Aurora camina con un objetivo fijo, llegar al final del serpenteante sendero que la lleve al destino elegido. Está enredada en una madeja de pensamientos oscuros que le presagian que si dirige la mirada hacia atrás, retorna a casa, eso le induce a pensar y repensar si está tomando el camino correcto. Que esta decisión no le origine desventuras en el futuro.
Imagina a su familia preguntándole la razón de tan drástica decisión, a pesar de que a ella la llena de una felicidad casi al alcance de sus manos. Nadie le impedirá obtener lo que le está dictando la conciencia. Su sombrilla azul la acompaña igual que un raido atado que lleva apretado contra el pecho.

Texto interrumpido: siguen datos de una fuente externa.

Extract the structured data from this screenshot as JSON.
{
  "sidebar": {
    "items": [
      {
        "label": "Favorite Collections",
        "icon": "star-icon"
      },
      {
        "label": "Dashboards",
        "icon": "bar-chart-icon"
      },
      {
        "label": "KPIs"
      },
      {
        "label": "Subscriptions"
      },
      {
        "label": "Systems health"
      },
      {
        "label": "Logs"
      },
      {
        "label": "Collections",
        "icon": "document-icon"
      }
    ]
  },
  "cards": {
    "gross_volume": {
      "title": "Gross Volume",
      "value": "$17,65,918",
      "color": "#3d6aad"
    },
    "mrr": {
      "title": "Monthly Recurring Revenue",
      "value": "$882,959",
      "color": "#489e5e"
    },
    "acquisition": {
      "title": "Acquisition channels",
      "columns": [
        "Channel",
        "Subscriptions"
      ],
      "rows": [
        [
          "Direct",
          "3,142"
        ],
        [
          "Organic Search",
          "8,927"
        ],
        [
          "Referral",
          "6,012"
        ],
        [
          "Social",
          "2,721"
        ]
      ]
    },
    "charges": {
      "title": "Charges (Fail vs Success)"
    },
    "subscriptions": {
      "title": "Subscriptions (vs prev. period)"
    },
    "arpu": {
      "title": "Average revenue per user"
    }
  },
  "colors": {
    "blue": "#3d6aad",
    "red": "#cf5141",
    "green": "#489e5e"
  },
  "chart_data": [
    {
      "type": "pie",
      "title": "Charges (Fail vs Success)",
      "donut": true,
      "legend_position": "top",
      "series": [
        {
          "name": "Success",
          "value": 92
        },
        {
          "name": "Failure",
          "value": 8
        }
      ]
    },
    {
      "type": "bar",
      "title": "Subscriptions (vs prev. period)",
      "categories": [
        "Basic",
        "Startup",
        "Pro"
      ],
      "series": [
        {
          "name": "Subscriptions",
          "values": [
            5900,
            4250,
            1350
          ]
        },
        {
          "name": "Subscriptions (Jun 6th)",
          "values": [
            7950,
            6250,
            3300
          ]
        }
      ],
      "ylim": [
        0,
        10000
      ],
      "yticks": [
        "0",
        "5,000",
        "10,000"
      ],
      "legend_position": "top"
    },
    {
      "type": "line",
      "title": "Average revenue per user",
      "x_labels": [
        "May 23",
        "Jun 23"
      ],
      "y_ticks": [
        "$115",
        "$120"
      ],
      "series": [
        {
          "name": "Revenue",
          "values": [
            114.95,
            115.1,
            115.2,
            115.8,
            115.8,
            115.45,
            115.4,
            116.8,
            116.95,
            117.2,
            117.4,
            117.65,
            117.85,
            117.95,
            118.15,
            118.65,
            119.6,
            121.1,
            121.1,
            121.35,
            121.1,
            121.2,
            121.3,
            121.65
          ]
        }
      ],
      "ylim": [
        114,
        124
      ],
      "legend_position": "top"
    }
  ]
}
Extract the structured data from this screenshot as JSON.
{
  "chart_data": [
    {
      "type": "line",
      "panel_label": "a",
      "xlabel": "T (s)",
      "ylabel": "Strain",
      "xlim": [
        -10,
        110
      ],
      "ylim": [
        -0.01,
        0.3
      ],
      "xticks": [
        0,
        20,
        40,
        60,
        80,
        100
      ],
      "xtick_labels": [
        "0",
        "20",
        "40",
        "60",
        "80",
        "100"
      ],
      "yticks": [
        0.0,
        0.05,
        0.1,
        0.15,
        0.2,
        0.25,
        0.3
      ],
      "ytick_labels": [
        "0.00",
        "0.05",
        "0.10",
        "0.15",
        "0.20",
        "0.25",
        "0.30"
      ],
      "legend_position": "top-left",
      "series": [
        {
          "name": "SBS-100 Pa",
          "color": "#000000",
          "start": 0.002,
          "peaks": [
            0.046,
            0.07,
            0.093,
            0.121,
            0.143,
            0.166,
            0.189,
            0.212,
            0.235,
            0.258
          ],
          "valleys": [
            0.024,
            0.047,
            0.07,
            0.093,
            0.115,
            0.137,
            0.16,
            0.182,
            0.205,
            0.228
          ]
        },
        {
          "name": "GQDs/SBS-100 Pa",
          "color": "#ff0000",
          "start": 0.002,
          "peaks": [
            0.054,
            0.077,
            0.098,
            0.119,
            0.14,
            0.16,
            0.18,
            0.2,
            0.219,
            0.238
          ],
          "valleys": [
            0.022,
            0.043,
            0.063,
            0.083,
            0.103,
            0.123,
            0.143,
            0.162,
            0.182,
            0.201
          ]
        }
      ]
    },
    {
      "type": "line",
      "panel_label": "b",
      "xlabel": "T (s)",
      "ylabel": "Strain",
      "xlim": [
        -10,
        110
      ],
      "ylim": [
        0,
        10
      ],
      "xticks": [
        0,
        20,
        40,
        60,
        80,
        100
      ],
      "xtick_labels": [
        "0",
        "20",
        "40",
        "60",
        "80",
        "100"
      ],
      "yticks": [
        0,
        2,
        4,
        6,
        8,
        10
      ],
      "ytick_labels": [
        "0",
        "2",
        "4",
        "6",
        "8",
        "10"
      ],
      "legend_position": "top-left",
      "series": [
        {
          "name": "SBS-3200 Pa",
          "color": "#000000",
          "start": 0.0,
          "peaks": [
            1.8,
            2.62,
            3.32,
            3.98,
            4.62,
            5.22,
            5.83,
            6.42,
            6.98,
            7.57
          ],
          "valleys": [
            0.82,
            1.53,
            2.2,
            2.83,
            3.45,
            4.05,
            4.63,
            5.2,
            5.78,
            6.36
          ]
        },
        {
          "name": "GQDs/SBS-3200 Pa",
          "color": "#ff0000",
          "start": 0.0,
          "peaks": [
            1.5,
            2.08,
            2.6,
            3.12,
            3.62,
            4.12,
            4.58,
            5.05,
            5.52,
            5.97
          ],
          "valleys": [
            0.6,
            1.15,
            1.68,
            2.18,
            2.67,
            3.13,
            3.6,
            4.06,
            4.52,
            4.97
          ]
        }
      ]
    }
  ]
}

El cielo se rinde a sus pies y entristecido envía desconsoladas nubes plañideras que la acompañan durante la totalidad del recorrido, como imaginando no verla jamás como cuando saltaba los charcos de agua en la niñez.
Los padres al darse cuenta de la huida no imaginan vivir jamás esta aterradora jornada, buscándola en los recovecos más insospechados del pueblo. La angustia los envuelve con rostros desencajados, no dan crédito a tanta desesperación, es como que la tierra se la hubiese tragado. Las huellas se desdibujan con la lluvia, es imposible encontrar donde agarrarse para continuar.
Que pudo suceder para que Aurora se aleje sin dejar siquiera un indicio tras de sí. Intentan repasar las últimas horas vividas, ella no se separaba sin dar aviso sin razones a sus padres.
Dedicaba sus grises y monótonos días cuidando de los animales de la granja, cultivando todo tipo de plantas en la huerta, obteniendo melodiosos acordes del piano de cola, único lujo en sus sencillas existencias, nada más sucedía que viniese a romper la matemática sucesión de los días.
Los padres de Aurora se apersonan al comisariato del valle, ninguna novedad, salen diversas patrullas a rastrillar los cerros, nada de nada, hay que seguir esperando, no hay otra alternativa más que esperar. .
Al año los padres de Aurora reciben correspondencia, con cierta ansiedad observan que la que subscribe es la Priora del Convento Capitalino, para invitarlos a la consagración de Sor Aida, el domingo próximo a las ocho hs. Están más desconcertados que antes, no dan crédito al escrito, pero tienen un triste presagio ¿Será verdad?
Al llegar a la capilla comprueban que habían perdido para siempre a su hija, con angustia descubren que sor Aida, es la adorada Aurora, que ya es mayor y por convicción propia entra al Convento de las Carmelitas Descalzas.
Es el último retrato visual que se llevan, nunca más la volverán a ver, hablarle, abrazarla. Por una pequeña mirilla una mano les entrega un sobre, al abrirlo comprueban que es la foto del día del casamiento de los padres. Aurora se la había llevado ese día en que desapareció, cortando así el último amarre que la unía a este terrenal mundo.